Nobody knew the honeymoon destination. Several were mentioned-New York, the Bahamas, the south of France-but never confirmed. Only Liza knew that when, late in the evening, they slipped away from the reception, they headed, not to the airport, but to the landing stage where a gondola awaited, with a familiar gondolier keeping it safe.

‘Fede!’ Guido shook his friend’s hand warmly, and Dulcie kissed him.

‘Here it is,’ Fede said, indicating his gondola. ‘Jenny asked me to say sorry she left the reception early. She was feeling a bit queasy, and Roscoe got rather over-protective.’

‘How is the future grandfather?’ Dulcie asked.

‘Trying to take over, but we’re resisting. He’s almost as hard-going now as when he was hostile, but Jenny’s happy, and that’s all that matters.’
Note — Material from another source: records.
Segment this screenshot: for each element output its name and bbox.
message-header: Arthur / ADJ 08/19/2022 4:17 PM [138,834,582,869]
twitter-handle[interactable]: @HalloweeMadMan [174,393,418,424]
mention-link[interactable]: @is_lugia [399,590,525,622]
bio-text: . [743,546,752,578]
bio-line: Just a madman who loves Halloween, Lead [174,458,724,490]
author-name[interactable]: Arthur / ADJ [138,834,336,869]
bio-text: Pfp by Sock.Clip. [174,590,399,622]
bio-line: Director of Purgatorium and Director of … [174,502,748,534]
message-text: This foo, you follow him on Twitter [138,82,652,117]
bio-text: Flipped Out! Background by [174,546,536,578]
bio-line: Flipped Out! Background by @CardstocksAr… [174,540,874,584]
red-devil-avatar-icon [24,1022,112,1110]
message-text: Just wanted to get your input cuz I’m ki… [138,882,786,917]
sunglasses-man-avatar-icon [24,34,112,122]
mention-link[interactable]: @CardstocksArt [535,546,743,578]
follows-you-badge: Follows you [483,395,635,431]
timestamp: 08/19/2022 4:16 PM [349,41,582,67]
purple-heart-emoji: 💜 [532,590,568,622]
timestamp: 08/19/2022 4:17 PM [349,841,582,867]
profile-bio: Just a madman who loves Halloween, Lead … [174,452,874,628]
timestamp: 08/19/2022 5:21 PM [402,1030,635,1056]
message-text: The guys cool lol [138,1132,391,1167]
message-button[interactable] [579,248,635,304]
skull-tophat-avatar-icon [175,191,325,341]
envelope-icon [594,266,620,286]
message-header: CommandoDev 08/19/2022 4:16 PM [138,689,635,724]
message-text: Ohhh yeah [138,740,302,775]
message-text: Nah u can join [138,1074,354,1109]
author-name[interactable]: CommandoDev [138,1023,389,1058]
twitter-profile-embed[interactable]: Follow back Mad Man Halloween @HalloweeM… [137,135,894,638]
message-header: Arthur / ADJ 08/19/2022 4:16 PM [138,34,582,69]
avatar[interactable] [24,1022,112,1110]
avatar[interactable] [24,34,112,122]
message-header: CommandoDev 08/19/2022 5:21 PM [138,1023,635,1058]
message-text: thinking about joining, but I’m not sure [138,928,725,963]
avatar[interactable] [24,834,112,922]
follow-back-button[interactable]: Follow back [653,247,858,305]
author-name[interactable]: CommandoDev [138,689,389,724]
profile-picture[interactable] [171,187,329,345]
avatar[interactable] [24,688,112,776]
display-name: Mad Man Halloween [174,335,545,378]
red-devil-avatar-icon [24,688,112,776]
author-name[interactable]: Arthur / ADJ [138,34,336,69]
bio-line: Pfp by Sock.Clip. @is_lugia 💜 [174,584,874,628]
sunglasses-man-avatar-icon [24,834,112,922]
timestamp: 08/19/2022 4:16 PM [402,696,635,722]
He helped to settle Dulcie in the boat, handed the oar to Guido, and retreated, waving.

Dulcie sat facing Guido, her bridal veil billowing around her. ‘Let’s go home,’ she said. ‘Our real home.’

He began to ply the oar. ‘You’re sure you want to have our honeymoon there? We could still fly away if you like. Anywhere in the world.’

‘But we have the world waiting for us,’ she said softly.

He headed out into the Grand Canal, then turned the gondola into the small canals for the short journey home.

The palace and its turmoil slid away from them. The glitter faded into the distance. Music floated faintly across the water. Under the stars Harlequin and Columbine drifted in an endless dream.